Welcome to the Glass House


June 9, 2022

Words by: Mona Butler

Internationally renowned glass artist Leah Kudel is in the midst of opening Suspended Studio, a glass blowing studio she hopes to turn into a community hub for those with no experience, to globally acclaimed craftspeople like herself.

Glass Blowing has taken Leah Kudel across the globe. She’s blown glass in the USA, New Zealand, Czech Republic, Indonesia, Denmark, Italy, United Arab Emirates, Croatia, and Fiji. When she decided it was time to open her own studio, after being welcomed with open arms by so many around the world, she was living in New Zealand at the time but decided it was time to come home to Edmonton.

Leah Kudel Art
Leah Kudel Art

“Everyone I talk to who’s an entrepreneur talks about how their family basically helped them start their business, or if their family hadn’t been there they don’t know how it would have worked, or if my family had been around, my business would have worked… Starting a studio and doing this whole thing by myself is a really big endeavour, so Edmonton seemed like the right place.”

As a concept, Suspended Studio is nearly a year old, but the grand opening isn’t until June 18th, 2022. There have been some bumps along the journey to getting the studio to the point where Leah can welcome members of the public, from pandemic restrictions and the spike in the cost of lumber to even a couple of break-ins, but she has been consistently amazed at how the community has rallied to help her. Now, opening day is mere weeks away.
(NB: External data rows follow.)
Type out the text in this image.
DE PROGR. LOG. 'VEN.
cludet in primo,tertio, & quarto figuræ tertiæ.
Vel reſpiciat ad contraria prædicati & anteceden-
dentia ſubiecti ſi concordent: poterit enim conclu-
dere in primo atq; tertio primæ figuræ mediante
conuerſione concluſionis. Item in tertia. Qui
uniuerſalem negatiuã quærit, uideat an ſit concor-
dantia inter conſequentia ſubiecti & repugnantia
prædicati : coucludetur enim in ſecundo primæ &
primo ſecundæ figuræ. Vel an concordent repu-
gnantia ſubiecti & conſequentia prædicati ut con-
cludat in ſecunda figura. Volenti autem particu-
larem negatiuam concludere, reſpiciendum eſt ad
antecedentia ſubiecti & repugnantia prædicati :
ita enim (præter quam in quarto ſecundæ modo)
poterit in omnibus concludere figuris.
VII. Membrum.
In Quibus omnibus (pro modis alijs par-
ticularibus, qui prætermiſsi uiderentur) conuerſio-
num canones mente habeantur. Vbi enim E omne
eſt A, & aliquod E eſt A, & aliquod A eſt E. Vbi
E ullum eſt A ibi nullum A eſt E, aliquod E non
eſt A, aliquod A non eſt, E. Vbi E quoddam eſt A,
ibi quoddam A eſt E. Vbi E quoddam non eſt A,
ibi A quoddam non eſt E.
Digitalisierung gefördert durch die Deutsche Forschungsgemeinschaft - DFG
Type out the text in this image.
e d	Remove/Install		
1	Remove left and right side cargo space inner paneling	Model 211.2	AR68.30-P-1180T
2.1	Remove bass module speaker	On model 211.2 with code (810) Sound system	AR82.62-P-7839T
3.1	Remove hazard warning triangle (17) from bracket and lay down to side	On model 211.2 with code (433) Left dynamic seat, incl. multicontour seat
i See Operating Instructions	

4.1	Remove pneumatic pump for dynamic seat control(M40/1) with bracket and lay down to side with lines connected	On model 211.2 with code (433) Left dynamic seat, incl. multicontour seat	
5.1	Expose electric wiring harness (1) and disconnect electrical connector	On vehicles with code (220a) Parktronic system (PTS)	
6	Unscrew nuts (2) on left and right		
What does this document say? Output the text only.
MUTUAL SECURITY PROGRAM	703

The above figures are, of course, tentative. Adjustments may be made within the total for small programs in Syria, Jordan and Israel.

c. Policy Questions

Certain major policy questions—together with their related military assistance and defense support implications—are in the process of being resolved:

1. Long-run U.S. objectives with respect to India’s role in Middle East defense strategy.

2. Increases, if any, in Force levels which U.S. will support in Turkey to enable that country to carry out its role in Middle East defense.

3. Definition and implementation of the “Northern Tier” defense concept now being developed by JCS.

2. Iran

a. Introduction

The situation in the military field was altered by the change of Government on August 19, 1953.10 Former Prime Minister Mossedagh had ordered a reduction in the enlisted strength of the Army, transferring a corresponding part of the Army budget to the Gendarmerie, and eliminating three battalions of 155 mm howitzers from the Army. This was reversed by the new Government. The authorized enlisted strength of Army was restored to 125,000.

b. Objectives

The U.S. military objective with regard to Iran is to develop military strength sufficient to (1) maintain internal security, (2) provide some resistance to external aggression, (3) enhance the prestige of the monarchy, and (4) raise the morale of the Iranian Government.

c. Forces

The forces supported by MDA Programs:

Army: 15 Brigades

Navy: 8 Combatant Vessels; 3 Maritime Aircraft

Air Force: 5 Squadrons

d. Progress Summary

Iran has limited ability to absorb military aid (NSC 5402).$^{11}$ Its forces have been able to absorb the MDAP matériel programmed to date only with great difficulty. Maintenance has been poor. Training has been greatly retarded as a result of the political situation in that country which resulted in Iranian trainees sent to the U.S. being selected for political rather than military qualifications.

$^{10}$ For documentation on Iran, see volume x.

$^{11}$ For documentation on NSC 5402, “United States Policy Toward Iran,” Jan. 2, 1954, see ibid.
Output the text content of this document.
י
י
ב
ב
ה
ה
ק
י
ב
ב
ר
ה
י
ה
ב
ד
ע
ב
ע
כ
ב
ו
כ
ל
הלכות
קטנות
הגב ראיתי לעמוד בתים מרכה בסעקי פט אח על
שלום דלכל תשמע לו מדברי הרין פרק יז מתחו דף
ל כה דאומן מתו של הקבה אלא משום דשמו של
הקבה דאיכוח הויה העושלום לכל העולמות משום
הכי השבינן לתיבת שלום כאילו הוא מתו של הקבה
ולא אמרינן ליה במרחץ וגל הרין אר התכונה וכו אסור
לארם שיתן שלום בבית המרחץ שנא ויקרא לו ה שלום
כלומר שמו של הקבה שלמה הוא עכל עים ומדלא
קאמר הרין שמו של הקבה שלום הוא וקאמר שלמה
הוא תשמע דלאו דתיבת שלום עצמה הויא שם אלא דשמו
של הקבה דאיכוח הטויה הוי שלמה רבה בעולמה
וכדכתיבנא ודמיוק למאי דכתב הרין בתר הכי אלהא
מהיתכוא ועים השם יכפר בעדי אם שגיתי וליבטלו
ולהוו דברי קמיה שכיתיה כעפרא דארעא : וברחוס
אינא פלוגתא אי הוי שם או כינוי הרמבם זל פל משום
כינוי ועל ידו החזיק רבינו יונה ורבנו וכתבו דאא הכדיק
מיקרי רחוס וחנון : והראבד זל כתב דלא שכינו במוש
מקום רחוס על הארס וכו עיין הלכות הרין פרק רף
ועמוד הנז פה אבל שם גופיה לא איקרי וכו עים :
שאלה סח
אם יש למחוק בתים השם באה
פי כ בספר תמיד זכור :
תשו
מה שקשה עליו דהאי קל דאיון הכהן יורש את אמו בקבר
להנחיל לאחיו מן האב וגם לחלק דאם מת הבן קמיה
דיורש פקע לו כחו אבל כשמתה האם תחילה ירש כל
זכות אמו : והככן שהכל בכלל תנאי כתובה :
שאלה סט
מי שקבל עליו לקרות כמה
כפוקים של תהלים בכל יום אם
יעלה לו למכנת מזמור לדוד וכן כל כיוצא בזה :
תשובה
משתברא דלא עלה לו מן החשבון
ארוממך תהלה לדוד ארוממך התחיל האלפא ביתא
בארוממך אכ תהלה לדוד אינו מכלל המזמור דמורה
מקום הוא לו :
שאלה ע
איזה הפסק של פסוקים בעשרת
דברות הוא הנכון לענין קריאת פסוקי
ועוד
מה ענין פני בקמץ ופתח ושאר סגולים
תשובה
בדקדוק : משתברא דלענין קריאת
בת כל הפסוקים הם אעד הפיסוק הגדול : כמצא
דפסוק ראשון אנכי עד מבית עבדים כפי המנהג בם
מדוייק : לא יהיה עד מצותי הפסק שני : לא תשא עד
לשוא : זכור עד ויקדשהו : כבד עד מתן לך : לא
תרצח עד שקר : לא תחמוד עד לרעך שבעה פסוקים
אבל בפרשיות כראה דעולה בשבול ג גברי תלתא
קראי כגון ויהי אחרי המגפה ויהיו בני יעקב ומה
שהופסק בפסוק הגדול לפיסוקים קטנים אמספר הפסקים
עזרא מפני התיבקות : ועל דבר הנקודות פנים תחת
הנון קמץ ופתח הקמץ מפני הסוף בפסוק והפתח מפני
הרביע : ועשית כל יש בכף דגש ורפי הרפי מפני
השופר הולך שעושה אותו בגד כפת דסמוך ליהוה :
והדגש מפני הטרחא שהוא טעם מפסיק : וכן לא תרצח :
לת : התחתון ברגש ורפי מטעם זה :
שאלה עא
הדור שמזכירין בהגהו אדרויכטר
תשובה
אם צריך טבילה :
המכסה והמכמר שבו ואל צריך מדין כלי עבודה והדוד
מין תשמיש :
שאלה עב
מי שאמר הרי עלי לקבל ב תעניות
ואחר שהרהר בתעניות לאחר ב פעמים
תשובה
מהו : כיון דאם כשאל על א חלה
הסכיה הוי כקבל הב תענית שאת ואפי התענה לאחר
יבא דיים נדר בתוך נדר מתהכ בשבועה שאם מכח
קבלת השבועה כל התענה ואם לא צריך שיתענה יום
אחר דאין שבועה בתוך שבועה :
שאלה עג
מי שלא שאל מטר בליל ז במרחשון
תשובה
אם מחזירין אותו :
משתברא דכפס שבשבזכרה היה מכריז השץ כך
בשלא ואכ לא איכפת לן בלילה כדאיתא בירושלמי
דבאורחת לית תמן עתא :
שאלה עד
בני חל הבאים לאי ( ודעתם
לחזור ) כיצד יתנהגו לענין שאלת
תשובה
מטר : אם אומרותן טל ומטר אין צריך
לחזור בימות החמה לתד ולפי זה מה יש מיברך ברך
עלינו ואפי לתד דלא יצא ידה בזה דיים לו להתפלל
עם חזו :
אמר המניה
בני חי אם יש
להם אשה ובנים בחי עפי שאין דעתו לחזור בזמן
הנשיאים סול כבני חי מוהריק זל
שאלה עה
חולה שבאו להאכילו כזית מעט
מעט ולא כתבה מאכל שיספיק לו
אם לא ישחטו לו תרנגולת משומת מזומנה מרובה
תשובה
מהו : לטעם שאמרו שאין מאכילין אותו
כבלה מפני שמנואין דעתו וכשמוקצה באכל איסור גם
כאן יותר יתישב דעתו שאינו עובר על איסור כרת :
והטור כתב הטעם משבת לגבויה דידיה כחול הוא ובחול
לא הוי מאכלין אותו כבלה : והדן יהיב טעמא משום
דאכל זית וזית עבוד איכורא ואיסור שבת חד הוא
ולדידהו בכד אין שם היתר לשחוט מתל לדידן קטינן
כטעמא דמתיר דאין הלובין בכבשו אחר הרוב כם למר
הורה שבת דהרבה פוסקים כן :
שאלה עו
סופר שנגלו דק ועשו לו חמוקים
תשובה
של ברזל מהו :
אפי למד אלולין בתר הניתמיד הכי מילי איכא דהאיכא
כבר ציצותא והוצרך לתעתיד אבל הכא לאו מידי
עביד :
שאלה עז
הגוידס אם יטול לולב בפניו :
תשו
“I’m going to do classes every Thursday night so people can come and try glass. The studio has a full gallery so people can come to check it out and then I’m hoping every month or two to do events that will be similar to the grand opening where there will be a bunch of different glass blowing demos and I’ll partner with local breweries so it will be like a ‘Hot Glass, Cold Beer’ type of event!”

Not many people have access to the chance to experiment with glass blowing so Leah hopes to introduce people to the art as a fun craft and as a therapeutic exercise. She also hopes that Suspended Studio evolves into a place that can support other artists in the way of rented studio time so they can make their own work. 

“I want it to be a place where people can try something new and fun, like a different kind of date night. Also, glass blowing is really interesting because it tends to help with a lot of PTSD and things along that vein. In the USA, they run programs with veterans.  I think it’s because there is such an adrenaline rush when you’re blowing glass as there’s a certain level of risk, so your brain starts associating that rush with creating something, and not with whatever event may have triggered the PTSD.”